Cooking with whole fruits and vegetables is a good way to make healthy, gluten-free foods. I extend this philosophy to whole canned foods as well (think using canned tomatoes to make pasta sauce rather than buy pre-made, processed sauce in a jar). The assortment of vegetables above is my CSA (Community Supported Agriculture) delivery I get once every two weeks from New Roots Organics. I get the Personal Bin every two weeks. They have a lot of different sizes of bins available, and you can order a vegetable- or fruit-only bin as well. It is also possible to get them delivered every week. If you are switching to a gluten-free diet, and as a result trying to cook more at home, you might consider finding a CSA to join. It’s a great way to get fresh, local produce, and they support small farmers as well. CSAs are also often organic. Having a CSA has saved me a lot of money, as I buy a lot of other whole ingredients, such as chicken, rice, and eggs, to make meals. Making meals rather than buying something pre-made is almost always cheaper. I make a lot of curries, stir-fries, pasta Primavera (with both red and pesto-sauce), and stews. These are all great ways to cook with a lot of vegetables, and they offer almost endless variety. The CSA adds an extra element of change, as its contents change from delivery to delivery.

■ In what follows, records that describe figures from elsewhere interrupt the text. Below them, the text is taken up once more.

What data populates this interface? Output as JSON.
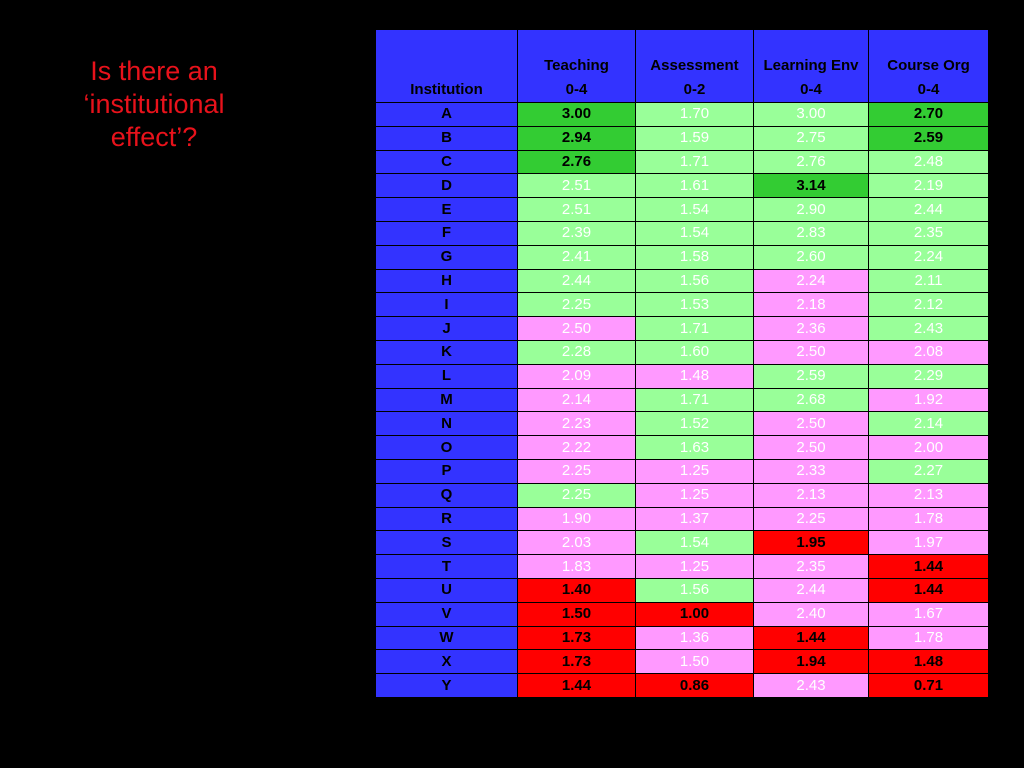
{
  "title": {
    "line1": "Is there an",
    "line2": "‘institutional",
    "line3": "effect’?"
  },
  "colors": {
    "background": "#000000",
    "title": "#e8121b",
    "header": "#3333ff",
    "high": "#33cc33",
    "good": "#99ff99",
    "fair": "#ff99ff",
    "low": "#ff0000"
  },
  "table": {
    "columns": [
      {
        "name": "Institution",
        "range": ""
      },
      {
        "name": "Teaching",
        "range": "0-4"
      },
      {
        "name": "Assessment",
        "range": "0-2"
      },
      {
        "name": "Learning Env",
        "range": "0-4"
      },
      {
        "name": "Course Org",
        "range": "0-4"
      }
    ],
    "rows": [
      {
        "inst": "A",
        "cells": [
          {
            "v": "3.00",
            "c": "high"
          },
          {
            "v": "1.70",
            "c": "good"
          },
          {
            "v": "3.00",
            "c": "good"
          },
          {
            "v": "2.70",
            "c": "high"
          }
        ]
      },
      {
        "inst": "B",
        "cells": [
          {
            "v": "2.94",
            "c": "high"
          },
          {
            "v": "1.59",
            "c": "good"
          },
          {
            "v": "2.75",
            "c": "good"
          },
          {
            "v": "2.59",
            "c": "high"
          }
        ]
      },
      {
        "inst": "C",
        "cells": [
          {
            "v": "2.76",
            "c": "high"
          },
          {
            "v": "1.71",
            "c": "good"
          },
          {
            "v": "2.76",
            "c": "good"
          },
          {
            "v": "2.48",
            "c": "good"
          }
        ]
      },
      {
        "inst": "D",
        "cells": [
          {
            "v": "2.51",
            "c": "good"
          },
          {
            "v": "1.61",
            "c": "good"
          },
          {
            "v": "3.14",
            "c": "high"
          },
          {
            "v": "2.19",
            "c": "good"
          }
        ]
      },
      {
        "inst": "E",
        "cells": [
          {
            "v": "2.51",
            "c": "good"
          },
          {
            "v": "1.54",
            "c": "good"
          },
          {
            "v": "2.90",
            "c": "good"
          },
          {
            "v": "2.44",
            "c": "good"
          }
        ]
      },
      {
        "inst": "F",
        "cells": [
          {
            "v": "2.39",
            "c": "good"
          },
          {
            "v": "1.54",
            "c": "good"
          },
          {
            "v": "2.83",
            "c": "good"
          },
          {
            "v": "2.35",
            "c": "good"
          }
        ]
      },
      {
        "inst": "G",
        "cells": [
          {
            "v": "2.41",
            "c": "good"
          },
          {
            "v": "1.58",
            "c": "good"
          },
          {
            "v": "2.60",
            "c": "good"
          },
          {
            "v": "2.24",
            "c": "good"
          }
        ]
      },
      {
        "inst": "H",
        "cells": [
          {
            "v": "2.44",
            "c": "good"
          },
          {
            "v": "1.56",
            "c": "good"
          },
          {
            "v": "2.24",
            "c": "fair"
          },
          {
            "v": "2.11",
            "c": "good"
          }
        ]
      },
      {
        "inst": "I",
        "cells": [
          {
            "v": "2.25",
            "c": "good"
          },
          {
            "v": "1.53",
            "c": "good"
          },
          {
            "v": "2.18",
            "c": "fair"
          },
          {
            "v": "2.12",
            "c": "good"
          }
        ]
      },
      {
        "inst": "J",
        "cells": [
          {
            "v": "2.50",
            "c": "fair"
          },
          {
            "v": "1.71",
            "c": "good"
          },
          {
            "v": "2.36",
            "c": "fair"
          },
          {
            "v": "2.43",
            "c": "good"
          }
        ]
      },
      {
        "inst": "K",
        "cells": [
          {
            "v": "2.28",
            "c": "good"
          },
          {
            "v": "1.60",
            "c": "good"
          },
          {
            "v": "2.50",
            "c": "fair"
          },
          {
            "v": "2.08",
            "c": "fair"
          }
        ]
      },
      {
        "inst": "L",
        "cells": [
          {
            "v": "2.09",
            "c": "fair"
          },
          {
            "v": "1.48",
            "c": "fair"
          },
          {
            "v": "2.59",
            "c": "good"
          },
          {
            "v": "2.29",
            "c": "good"
          }
        ]
      },
      {
        "inst": "M",
        "cells": [
          {
            "v": "2.14",
            "c": "fair"
          },
          {
            "v": "1.71",
            "c": "good"
          },
          {
            "v": "2.68",
            "c": "good"
          },
          {
            "v": "1.92",
            "c": "fair"
          }
        ]
      },
      {
        "inst": "N",
        "cells": [
          {
            "v": "2.23",
            "c": "fair"
          },
          {
            "v": "1.52",
            "c": "good"
          },
          {
            "v": "2.50",
            "c": "fair"
          },
          {
            "v": "2.14",
            "c": "good"
          }
        ]
      },
      {
        "inst": "O",
        "cells": [
          {
            "v": "2.22",
            "c": "fair"
          },
          {
            "v": "1.63",
            "c": "good"
          },
          {
            "v": "2.50",
            "c": "fair"
          },
          {
            "v": "2.00",
            "c": "fair"
          }
        ]
      },
      {
        "inst": "P",
        "cells": [
          {
            "v": "2.25",
            "c": "fair"
          },
          {
            "v": "1.25",
            "c": "fair"
          },
          {
            "v": "2.33",
            "c": "fair"
          },
          {
            "v": "2.27",
            "c": "good"
          }
        ]
      },
      {
        "inst": "Q",
        "cells": [
          {
            "v": "2.25",
            "c": "good"
          },
          {
            "v": "1.25",
            "c": "fair"
          },
          {
            "v": "2.13",
            "c": "fair"
          },
          {
            "v": "2.13",
            "c": "fair"
          }
        ]
      },
      {
        "inst": "R",
        "cells": [
          {
            "v": "1.90",
            "c": "fair"
          },
          {
            "v": "1.37",
            "c": "fair"
          },
          {
            "v": "2.25",
            "c": "fair"
          },
          {
            "v": "1.78",
            "c": "fair"
          }
        ]
      },
      {
        "inst": "S",
        "cells": [
          {
            "v": "2.03",
            "c": "fair"
          },
          {
            "v": "1.54",
            "c": "good"
          },
          {
            "v": "1.95",
            "c": "low"
          },
          {
            "v": "1.97",
            "c": "fair"
          }
        ]
      },
      {
        "inst": "T",
        "cells": [
          {
            "v": "1.83",
            "c": "fair"
          },
          {
            "v": "1.25",
            "c": "fair"
          },
          {
            "v": "2.35",
            "c": "fair"
          },
          {
            "v": "1.44",
            "c": "low"
          }
        ]
      },
      {
        "inst": "U",
        "cells": [
          {
            "v": "1.40",
            "c": "low"
          },
          {
            "v": "1.56",
            "c": "good"
          },
          {
            "v": "2.44",
            "c": "fair"
          },
          {
            "v": "1.44",
            "c": "low"
          }
        ]
      },
      {
        "inst": "V",
        "cells": [
          {
            "v": "1.50",
            "c": "low"
          },
          {
            "v": "1.00",
            "c": "low"
          },
          {
            "v": "2.40",
            "c": "fair"
          },
          {
            "v": "1.67",
            "c": "fair"
          }
        ]
      },
      {
        "inst": "W",
        "cells": [
          {
            "v": "1.73",
            "c": "low"
          },
          {
            "v": "1.36",
            "c": "fair"
          },
          {
            "v": "1.44",
            "c": "low"
          },
          {
            "v": "1.78",
            "c": "fair"
          }
        ]
      },
      {
        "inst": "X",
        "cells": [
          {
            "v": "1.73",
            "c": "low"
          },
          {
            "v": "1.50",
            "c": "fair"
          },
          {
            "v": "1.94",
            "c": "low"
          },
          {
            "v": "1.48",
            "c": "low"
          }
        ]
      },
      {
        "inst": "Y",
        "cells": [
          {
            "v": "1.44",
            "c": "low"
          },
          {
            "v": "0.86",
            "c": "low"
          },
          {
            "v": "2.43",
            "c": "fair"
          },
          {
            "v": "0.71",
            "c": "low"
          }
        ]
      }
    ]
  }
}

Here is a stir-fry recipe that you can vary according to the vegetables and ingredients you have on hand:
1 Tbsp High smoke-point oil such as peanut or canola
1-inch section of ginger, sliced into coins
3 Garlic cloves, sliced (you can use more or less depending on taste- I really like garlic!)

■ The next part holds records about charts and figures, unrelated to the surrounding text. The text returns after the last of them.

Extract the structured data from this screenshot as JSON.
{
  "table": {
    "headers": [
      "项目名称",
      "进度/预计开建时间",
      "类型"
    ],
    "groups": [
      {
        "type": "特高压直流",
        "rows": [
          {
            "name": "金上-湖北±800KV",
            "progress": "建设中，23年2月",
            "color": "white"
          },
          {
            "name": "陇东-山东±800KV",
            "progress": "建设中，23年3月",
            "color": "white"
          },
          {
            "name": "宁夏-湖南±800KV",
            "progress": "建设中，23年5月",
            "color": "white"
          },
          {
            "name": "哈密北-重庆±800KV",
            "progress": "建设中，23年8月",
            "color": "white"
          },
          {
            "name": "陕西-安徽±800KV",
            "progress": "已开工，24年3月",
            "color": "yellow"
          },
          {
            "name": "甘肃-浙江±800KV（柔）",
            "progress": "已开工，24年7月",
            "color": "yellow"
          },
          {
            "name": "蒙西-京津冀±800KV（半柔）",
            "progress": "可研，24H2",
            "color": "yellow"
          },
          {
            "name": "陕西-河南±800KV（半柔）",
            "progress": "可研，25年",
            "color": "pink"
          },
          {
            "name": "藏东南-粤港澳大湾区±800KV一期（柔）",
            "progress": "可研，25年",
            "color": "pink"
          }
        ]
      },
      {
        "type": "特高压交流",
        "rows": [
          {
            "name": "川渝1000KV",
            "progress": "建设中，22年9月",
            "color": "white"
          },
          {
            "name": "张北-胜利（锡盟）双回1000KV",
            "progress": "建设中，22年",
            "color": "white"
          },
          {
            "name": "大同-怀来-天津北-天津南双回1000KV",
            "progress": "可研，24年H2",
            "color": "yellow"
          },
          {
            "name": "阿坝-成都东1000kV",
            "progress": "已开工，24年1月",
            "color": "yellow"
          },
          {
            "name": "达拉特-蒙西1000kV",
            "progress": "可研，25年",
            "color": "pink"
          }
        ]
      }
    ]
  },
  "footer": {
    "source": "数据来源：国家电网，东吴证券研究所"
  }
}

1-2 spicy chilis, minced (optional)
1/2 onion, sliced
1 chicken breast, chopped (or equivalent amount of pork, tofu, beef, or shrimp)
2 cups chopped vegetables (here is another place variety comes into play. broccoli, snap peas, carrots, cauliflower, zucchini, squash, and bok choy are all great choices, but you can use pretty much any kind of vegetable!)
1/2 cup soy sauce (use a gluten-free brand, such as La Choy, or wheat-free tamari)
1/4 cup seasoned rice vinegar
Add oil to your pan or wok, over medium-high heat. Add the ginger, chilis if desired, and garlic. Allow the oil to infuse with the flavors of the ginger, garlic, and chilis. Add the onion, saute for a few minutes and then add the chicken or other protein. Saute until mostly cooked, and then add the vegetables. Some people like their veggies barely cooked and crunchy, others more soft. Cook them as much as you like, but make sure the meat is cooked through before you eat or taste it. Add the soy sauce and vinegar, and stir until it reduces a bit and coats the meat and vegetables. If you would like a thicker sauce, you can dissolve 1/2 tsp of corn starch in some water, and add it to your pan. Let the corn starch cook for a bit, and then turn off the heat. The sauce will thicken as it cools.You can also toss in some peanuts, or cashews, or add a tsp of sugar to your sauce for a sweeter sauce. Like I said, there are a lot of variations you can make with this. Serve over rice, quinoa, or rice noodles. Serve with chili paste or sauce if desired. Serves 2-4.